How easily can I be reinfected with H. pylori?

It is actually very hard for adults to be reinfected with H. pylori. We believe most of the people are infected when they are very young. Studies have shown that children as young as 2 years old are readily infected with H. pylori. As you get older, you are more aware of personal hygiene and you become less likely to be infected with H. pylori.

H. pylori does not survive very well outside human body. It is rarely present in the mouth (unless you have reflux symptom) and it dies very quickly in contact with oxygen, salt, and other spices.
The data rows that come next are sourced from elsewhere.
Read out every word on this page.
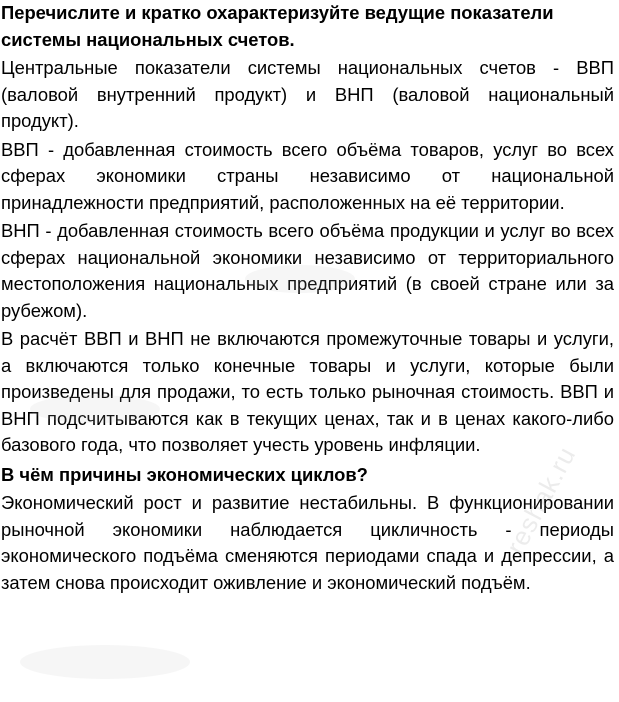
Перечислите и кратко охарактеризуйте ведущие показатели
системы национальных счетов.

Центральные показатели системы национальных счетов - ВВП (валовой внутренний продукт) и ВНП (валовой национальный продукт).

ВВП - добавленная стоимость всего объёма товаров, услуг во всех сферах экономики страны независимо от национальной принадлежности предприятий, расположенных на её территории.

ВНП - добавленная стоимость всего объёма продукции и услуг во всех сферах национальной экономики независимо от территориального местоположения национальных предприятий (в своей стране или за рубежом).

В расчёт ВВП и ВНП не включаются промежуточные товары и услуги, а включаются только конечные товары и услуги, которые были произведены для продажи, то есть только рыночная стоимость. ВВП и ВНП подсчитываются как в текущих ценах, так и в ценах какого-либо базового года, что позволяет учесть уровень инфляции.

В чём причины экономических циклов?

Экономический рост и развитие нестабильны. В функционировании рыночной экономики наблюдается цикличность - периоды экономического подъёма сменяются периодами спада и депрессии, а затем снова происходит оживление и экономический подъём.

reshak.ru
Although it is rare to be reinfected, it doesn’t mean you will never get reinfected. People living under the same roof, because of the constant "intimate" contact and sharing food and utensils, aremost likely to pass H. pylori around. So, it is a good idea to have all the adults living under the same roof checked and treated if one is positive.

Many of the reported H. pylori reinfection cases are actually positive because of treatment failure. Many patients feel better immediately after the first treatment and are never check to confirm that the H. pylori is truly eradicated. They may feel better because the number of H. pylori present has dropped. However, after a few months, the numbers of H, pylori recover, and the symptoms return, and the patients claim that they have been reinfected.

 

 

Is H. pylori the only culprit for stomach ulcer?

H. pylori is only responsible for about 50% of the stomach ulcers. Another 50% are caused by NSAIDs (Non-Steroidal Anti-Inflammatory Drugs), such as aspirin, ibuprofen, Voltaren, Naprogesic and others. These NSAIDs inhibit the stomach producing mucous, and then the gastric juice (pH 1-2) starts digesting the stomach. Hence, ulcer. Many elderly people take small amount of NSAIDs to thin the blood to prevent stroke and unfortunately, end up developing peptic ulcer disease.